De dij is uitgerust met een goed ontwikkeld spierapparaat. Spieren gaan in een cirkel rond het bot en vormen het silhouet van een been.

Anterieure spiergroep

Dit omvat de buigspieren:

  • Tailor: zorgt voor flexie van het ledemaat bij de heup- en kniegewrichten, beweging van het bovenbeen en het onderbeen. Vertrekt van de voorste iliacale superieure wervelkolom, eindigt bij de tubercels van het scheenbeen.
  • De vierkoppige is de krachtigste. Het omvat een brede spier, rectus, lateraal, mediaal, intermediair. Samen vormen ze een enkele pees die zich hecht aan de tuberositas van de tibia en patella.

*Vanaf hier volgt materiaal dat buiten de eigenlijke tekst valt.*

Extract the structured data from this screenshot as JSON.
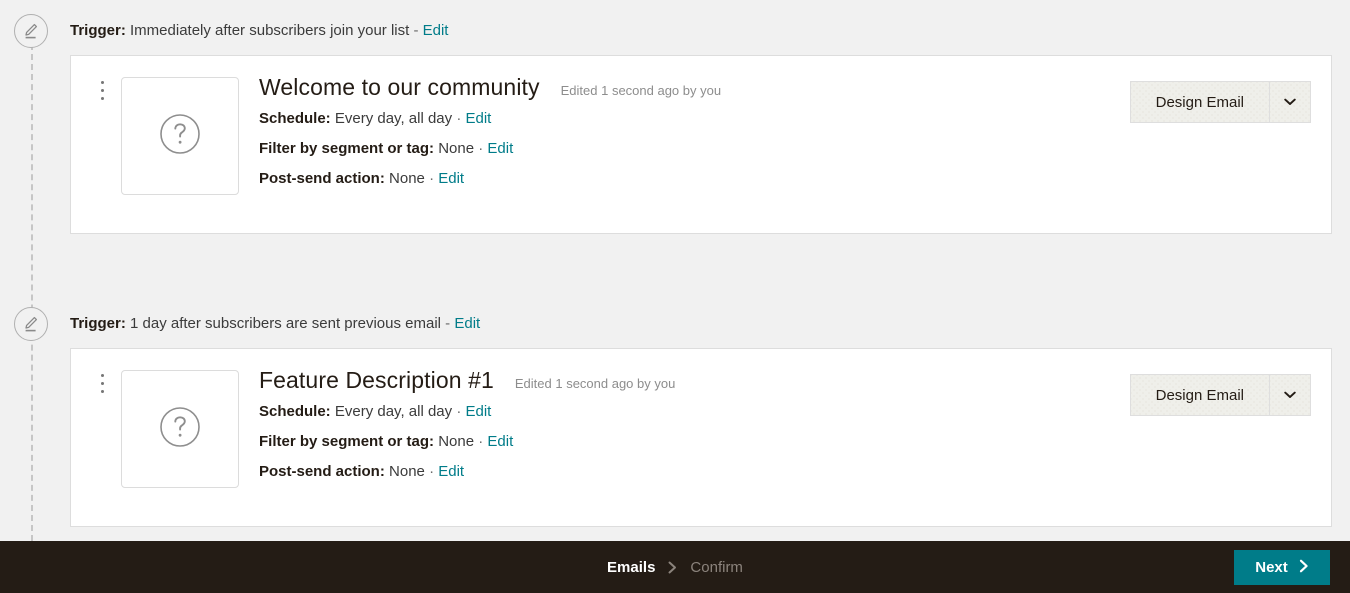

Deze spieren zijn betrokken bij de flexie van de ledematen..

Achterste spiergroep

Het wordt gemaakt door de strekspieren:

  • tweekoppig;
  • semitendinosus;
  • halfmembraan.

De spieren op de zitbeenknobbel nemen hun bron, overlappen met de gluteus maximus-spier. Ze zijn allemaal verbonden in één pees (kraaienpootjes), die aan de achterkant van het scheenbeen is bevestigd.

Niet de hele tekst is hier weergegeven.